The “red” tilapia has become increasingly popular because its similar appearance to the marine red snapper gives it higher market value. The original red tilapias were genetic mutants. The first red tilapia, produced in Taiwan in the late 1960s, was a cross between a mutant reddish-orange female Mozambique tilapia and a normal male Nile tilapia. It was called the Taiwanese red tilapia. Another red strain of tilapia was developed in Florida in the 1970s by crossing a normal colored female Zanzibar tilapia with a red-gold Mozambique tilapia. A third strain of red tilapia was developed in Israel from a mutant pink Nile tilapia crossed with wild Blue tilapia. All three original strains have been crossed with other red tilapia of unreported origin or with wild
Oreochromis species. Consequently, most red tilapia in the Americas are mosaics of uncertain origin. The confused and rapidly changing genetic composition of red tilapia, as well as the lack of “head-to-head” growth comparisons between the different lines, make it difficult for a producer to identify a “best” red strain.

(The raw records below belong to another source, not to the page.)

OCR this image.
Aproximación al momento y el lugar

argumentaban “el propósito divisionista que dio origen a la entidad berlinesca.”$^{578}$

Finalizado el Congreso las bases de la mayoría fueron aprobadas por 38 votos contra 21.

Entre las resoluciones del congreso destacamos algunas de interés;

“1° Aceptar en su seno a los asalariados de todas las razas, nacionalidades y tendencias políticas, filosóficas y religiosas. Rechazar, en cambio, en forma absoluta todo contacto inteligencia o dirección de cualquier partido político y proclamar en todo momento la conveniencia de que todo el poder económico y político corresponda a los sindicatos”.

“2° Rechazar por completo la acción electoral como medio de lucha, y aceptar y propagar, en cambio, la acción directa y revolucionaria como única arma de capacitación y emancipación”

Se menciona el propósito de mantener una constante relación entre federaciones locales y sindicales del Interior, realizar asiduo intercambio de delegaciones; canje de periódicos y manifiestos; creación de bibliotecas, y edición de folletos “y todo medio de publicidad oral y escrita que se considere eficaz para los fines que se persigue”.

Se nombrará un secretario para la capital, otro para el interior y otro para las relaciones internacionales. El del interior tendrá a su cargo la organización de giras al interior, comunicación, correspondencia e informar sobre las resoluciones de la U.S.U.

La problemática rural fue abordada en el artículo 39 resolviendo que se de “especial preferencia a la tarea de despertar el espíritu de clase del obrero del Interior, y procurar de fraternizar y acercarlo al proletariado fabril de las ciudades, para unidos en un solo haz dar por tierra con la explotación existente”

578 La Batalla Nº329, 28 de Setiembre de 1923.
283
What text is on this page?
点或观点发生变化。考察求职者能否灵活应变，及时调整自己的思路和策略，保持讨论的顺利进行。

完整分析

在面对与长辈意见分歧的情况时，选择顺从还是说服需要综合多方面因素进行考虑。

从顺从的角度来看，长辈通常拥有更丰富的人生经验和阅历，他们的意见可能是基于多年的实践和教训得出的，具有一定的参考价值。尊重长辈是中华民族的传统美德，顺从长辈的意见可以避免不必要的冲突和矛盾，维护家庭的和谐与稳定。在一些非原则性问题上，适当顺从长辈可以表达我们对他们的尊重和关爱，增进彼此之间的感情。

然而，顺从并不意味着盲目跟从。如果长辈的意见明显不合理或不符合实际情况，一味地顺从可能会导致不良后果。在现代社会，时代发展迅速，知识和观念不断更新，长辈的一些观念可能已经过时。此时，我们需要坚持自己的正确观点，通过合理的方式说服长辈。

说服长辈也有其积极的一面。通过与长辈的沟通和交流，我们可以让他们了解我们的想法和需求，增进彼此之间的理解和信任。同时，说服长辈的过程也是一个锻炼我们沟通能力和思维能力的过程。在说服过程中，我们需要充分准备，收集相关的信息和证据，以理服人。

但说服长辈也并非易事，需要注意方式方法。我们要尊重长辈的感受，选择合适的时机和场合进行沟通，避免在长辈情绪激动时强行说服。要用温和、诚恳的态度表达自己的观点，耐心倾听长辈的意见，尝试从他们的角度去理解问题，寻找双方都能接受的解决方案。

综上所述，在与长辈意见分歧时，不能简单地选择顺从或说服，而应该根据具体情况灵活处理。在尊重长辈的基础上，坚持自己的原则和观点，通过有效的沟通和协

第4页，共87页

Other strains of tilapia selected for color include true breeding gold and yellow Mozambique lines and a “Rocky Mountain white” tilapia (a true breeding line originating from an aberrant Blue tilapia, subsequently crossed with Nile tilapia). Most strains selected for color do not grow well enough for food fish culture.
Identifying the species of an individual fish is further complicated by natural crossbreeding that has occurred between species. Electrophoresis is often used to determine the species composition of a group of tilapia.